ABC / Artists

Vivienne Binns’ bold exploration of sexuality and gender raised the stakes for feminist art in Australia

ABC Arts / By Smriti Daniel for The Art Show

For days, Vivienne Binns resisted the idea of adding teeth to her painting of a vagina.

“The image kept coming to my mind and I kept rejecting it … Finally, I got tired of trying to avoid them and I just put them in.”

Something clicked. The painting, which Binns describes as “brightly coloured” but “crudely executed”, worked as she intended – as a metaphor for the power of the feminine.

The vagina, complete with teeth and a cluster of green eggs, is depicted in a riot of colours.
A hole Binns painted in the centre of the vagina in Vag Dens seems to lead to another world.(Supplied: Vivienne Binns)

Binns would not give it its title, Vag Dens, until after its debut — in her first exhibition, Paintings and Constructions, which opened at the Watters Gallery in Sydney in 1967.

At the show, a friend who was a psychologist told her that the image of the toothed vagina appeared in many cultures in different eras, and was sometimes called “vagina dentata”.

Binns, who had arrived at the image on her own, was amazed to find it had resonated with others across history.

Hanging alongside Vag Dens in the Watters exhibition was the painting Phallic Monument – dual portraits of male and female genitals.

“Those two were conceived to go together,” Binns told ABC RN’s The Art Show recently.

A shot of the interior of a white gallery reveals paintings hung on the wall. The paintings are a riot of colour.
Vag Dens and Phallic Monument (pictured) were later acquired by the National Gallery of Australia.  (Supplied: MUMA/Andrew Curtis)

The artist — now 81 — is among those featured in The Exhibitionists, a new docu-comedy from the ABC that highlights how Australian women have had to confront entrenched sexism to carve out spaces in the arts.

The Exhibitionists also captures the early responses of critics to Binns’ work.

Reviewers described “monumental repulsion” and “pure obscene horror”; one accused her of creating “quite the most disturbing artwork I’ve ever seen”.

Art critic Elwyn Lynn wrote that Binns had turned Watters Gallery into a “tenth-rate phallic temple” and said her work “affronts masculinity”.

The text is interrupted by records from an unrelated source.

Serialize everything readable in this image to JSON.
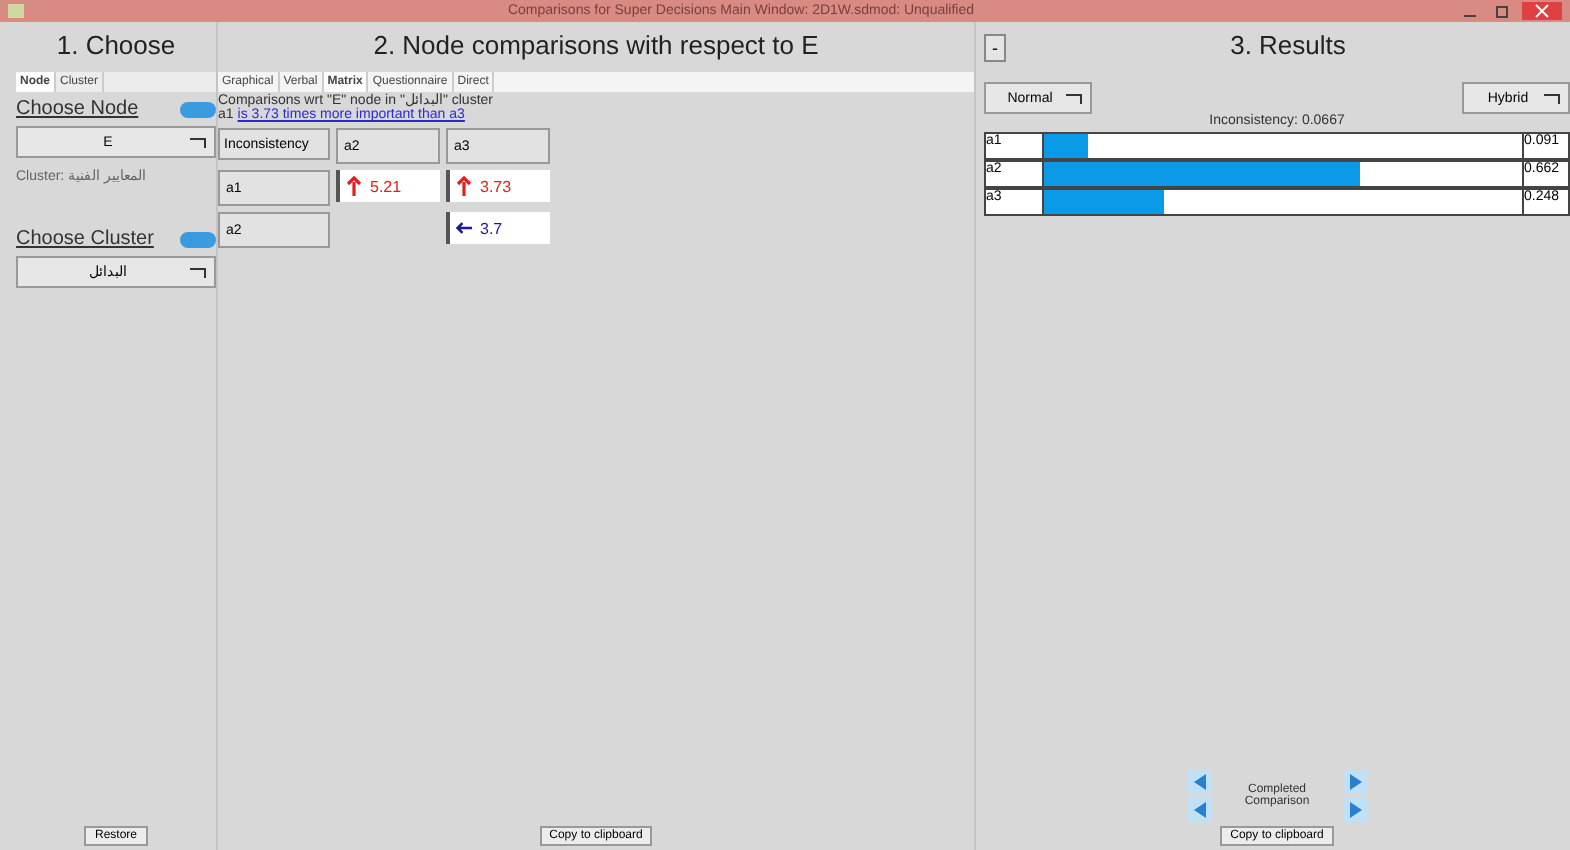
{
  "window": {
    "title": "Comparisons for Super Decisions Main Window: 2D1W.sdmod: Unqualified"
  },
  "choose": {
    "heading": "1. Choose",
    "tabs": [
      {
        "label": "Node",
        "selected": true
      },
      {
        "label": "Cluster",
        "selected": false
      }
    ],
    "node_label": "Choose Node",
    "node_value": "E",
    "cluster_caption": "Cluster: المعايير الفنية",
    "cluster_label": "Choose Cluster",
    "cluster_value": "البدائل",
    "restore": "Restore"
  },
  "comparisons": {
    "heading": "2. Node comparisons with respect to E",
    "tabs": [
      {
        "label": "Graphical",
        "selected": false
      },
      {
        "label": "Verbal",
        "selected": false
      },
      {
        "label": "Matrix",
        "selected": true
      },
      {
        "label": "Questionnaire",
        "selected": false
      },
      {
        "label": "Direct",
        "selected": false
      }
    ],
    "caption": "Comparisons wrt \"E\" node in \"البدائل\" cluster",
    "hint_prefix": "a1",
    "hint_link": "is 3.73 times more important than a3",
    "corner": "Inconsistency",
    "columns": [
      "a2",
      "a3"
    ],
    "rows": [
      {
        "label": "a1",
        "cells": [
          {
            "kind": "up",
            "value": "5.21"
          },
          {
            "kind": "up",
            "value": "3.73"
          }
        ]
      },
      {
        "label": "a2",
        "cells": [
          null,
          {
            "kind": "left",
            "value": "3.7"
          }
        ]
      }
    ],
    "copy": "Copy to clipboard"
  },
  "results": {
    "heading": "3. Results",
    "collapse": "-",
    "mode": "Normal",
    "view": "Hybrid",
    "inconsistency": "Inconsistency: 0.0667",
    "rows": [
      {
        "label": "a1",
        "level": 0.09,
        "value": "0.091"
      },
      {
        "label": "a2",
        "level": 0.66,
        "value": "0.662"
      },
      {
        "label": "a3",
        "level": 0.25,
        "value": "0.248"
      }
    ],
    "completed": "Completed Comparison",
    "copy": "Copy to clipboard"
  }
}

Fifty-five years later, these same paintings are being celebrated as part of the major survey exhibition Vivienne Binns: On and through the Surface, which opened at Monash University Museum of Art in Melbourne (MUMA) in February and will transfer to the Museum of Contemporary Art (MCA) in Sydney in July.

Incorporating more than 100 works across the mediums of painting, printmaking, sculpture and drawing, the exhibition reveals how Binns responded to questions of women’s social and sexual liberation — from tapping into the charged, disquieting waters of her own subconscious to looking outward, and embracing a community of neglected and ‘invisible’ women artists.